Pourquoi Napoléon III a fait de l’archéologie une affaire d’État
La statue de Vercingétorix, sur le probable site d’Alésia, a été érigée à la demande de Napoléon III. Thierry Clarte/MuséoParc Alésia L’ESSENTIEL Passionné d’archéologie, Napoléon III finance sur ses propres deniers les premières grandes campagnes de fouilles consacrées aux origines gauloises et gallo-romaines de la France.

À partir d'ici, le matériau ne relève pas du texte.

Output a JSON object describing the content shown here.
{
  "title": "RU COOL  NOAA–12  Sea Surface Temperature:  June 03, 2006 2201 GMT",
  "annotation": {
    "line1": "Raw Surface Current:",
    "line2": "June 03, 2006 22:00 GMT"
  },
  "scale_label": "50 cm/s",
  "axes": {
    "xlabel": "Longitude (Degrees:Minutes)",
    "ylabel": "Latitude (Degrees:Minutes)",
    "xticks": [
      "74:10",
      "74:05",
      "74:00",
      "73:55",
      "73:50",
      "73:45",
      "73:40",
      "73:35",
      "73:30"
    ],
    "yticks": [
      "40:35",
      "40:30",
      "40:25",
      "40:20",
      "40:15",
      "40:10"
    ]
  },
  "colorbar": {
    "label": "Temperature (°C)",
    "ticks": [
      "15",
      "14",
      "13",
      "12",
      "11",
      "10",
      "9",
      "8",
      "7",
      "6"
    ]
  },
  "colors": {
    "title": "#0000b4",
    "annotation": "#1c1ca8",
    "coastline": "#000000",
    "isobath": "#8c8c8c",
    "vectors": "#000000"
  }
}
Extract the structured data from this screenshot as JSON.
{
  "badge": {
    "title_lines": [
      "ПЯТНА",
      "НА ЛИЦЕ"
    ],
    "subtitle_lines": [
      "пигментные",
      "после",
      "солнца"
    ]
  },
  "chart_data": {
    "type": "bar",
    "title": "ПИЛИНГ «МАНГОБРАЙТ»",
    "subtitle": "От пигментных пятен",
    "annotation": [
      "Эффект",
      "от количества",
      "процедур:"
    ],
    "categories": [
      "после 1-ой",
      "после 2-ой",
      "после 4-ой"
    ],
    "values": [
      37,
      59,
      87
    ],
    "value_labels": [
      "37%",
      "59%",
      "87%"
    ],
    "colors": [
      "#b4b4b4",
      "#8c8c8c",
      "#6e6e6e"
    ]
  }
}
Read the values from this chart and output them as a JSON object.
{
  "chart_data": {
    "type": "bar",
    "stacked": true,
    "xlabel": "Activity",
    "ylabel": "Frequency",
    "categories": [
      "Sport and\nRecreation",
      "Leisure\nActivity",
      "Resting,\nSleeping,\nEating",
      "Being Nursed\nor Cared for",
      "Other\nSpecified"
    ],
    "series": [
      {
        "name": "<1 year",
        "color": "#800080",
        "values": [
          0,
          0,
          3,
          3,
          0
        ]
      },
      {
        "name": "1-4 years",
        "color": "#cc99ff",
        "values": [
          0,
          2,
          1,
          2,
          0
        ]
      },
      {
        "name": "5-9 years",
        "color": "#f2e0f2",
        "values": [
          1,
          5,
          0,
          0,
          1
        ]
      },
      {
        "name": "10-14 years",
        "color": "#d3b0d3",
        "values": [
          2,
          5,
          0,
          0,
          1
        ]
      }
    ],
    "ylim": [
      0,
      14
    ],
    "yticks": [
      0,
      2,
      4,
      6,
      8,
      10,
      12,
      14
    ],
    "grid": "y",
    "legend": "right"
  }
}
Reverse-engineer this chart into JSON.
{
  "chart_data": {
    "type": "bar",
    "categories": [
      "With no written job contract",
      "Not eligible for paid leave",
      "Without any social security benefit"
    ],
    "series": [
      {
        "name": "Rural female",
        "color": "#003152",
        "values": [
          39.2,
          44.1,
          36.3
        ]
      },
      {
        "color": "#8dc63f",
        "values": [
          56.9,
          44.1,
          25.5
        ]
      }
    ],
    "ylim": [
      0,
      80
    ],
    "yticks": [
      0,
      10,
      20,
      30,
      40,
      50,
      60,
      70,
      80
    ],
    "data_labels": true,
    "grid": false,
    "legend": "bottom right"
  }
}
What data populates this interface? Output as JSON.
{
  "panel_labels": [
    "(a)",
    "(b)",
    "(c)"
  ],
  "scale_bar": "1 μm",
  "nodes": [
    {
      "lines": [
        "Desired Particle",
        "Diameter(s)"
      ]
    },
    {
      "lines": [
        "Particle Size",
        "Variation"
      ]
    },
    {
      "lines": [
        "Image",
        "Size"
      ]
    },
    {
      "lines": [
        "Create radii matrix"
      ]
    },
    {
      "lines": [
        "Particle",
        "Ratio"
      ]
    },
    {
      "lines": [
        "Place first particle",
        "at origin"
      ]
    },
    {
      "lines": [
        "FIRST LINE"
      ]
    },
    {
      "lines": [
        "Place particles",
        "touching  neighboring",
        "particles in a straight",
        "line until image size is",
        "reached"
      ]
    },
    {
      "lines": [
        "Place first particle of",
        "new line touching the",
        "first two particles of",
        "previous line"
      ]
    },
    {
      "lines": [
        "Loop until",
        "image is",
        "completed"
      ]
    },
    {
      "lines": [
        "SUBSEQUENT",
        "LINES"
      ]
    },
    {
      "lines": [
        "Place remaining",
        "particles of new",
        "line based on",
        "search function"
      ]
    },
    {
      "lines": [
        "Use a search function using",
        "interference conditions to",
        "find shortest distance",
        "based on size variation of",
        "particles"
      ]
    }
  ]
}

Napoléon III, empereur des Français de 1852 à 1870, se passionne très tôt pour l’histoire romaine et l’archéologie. Fasciné par Jules César et la République romaine, il finance dès 1857 des fouilles archéologiques sur ses propres deniers, sans attendre de financements publics. Son intérêt débute avec les découvertes dans la forêt de Compiègne (Oise), où il organise chaque année les Séries de Compiègne, un événement mondain et politique. Il y rencontre des personnalités influentes comme le roi du Danemark ou le tsar de Russie. Pour Napoléon III, l’archéologie n’est pas qu’une passion personnelle : elle devient un outil de légitimation de son pouvoir et de construction d’une identité nationale française, en s’appuyant sur les origines gauloises et gallo-romaines de la France.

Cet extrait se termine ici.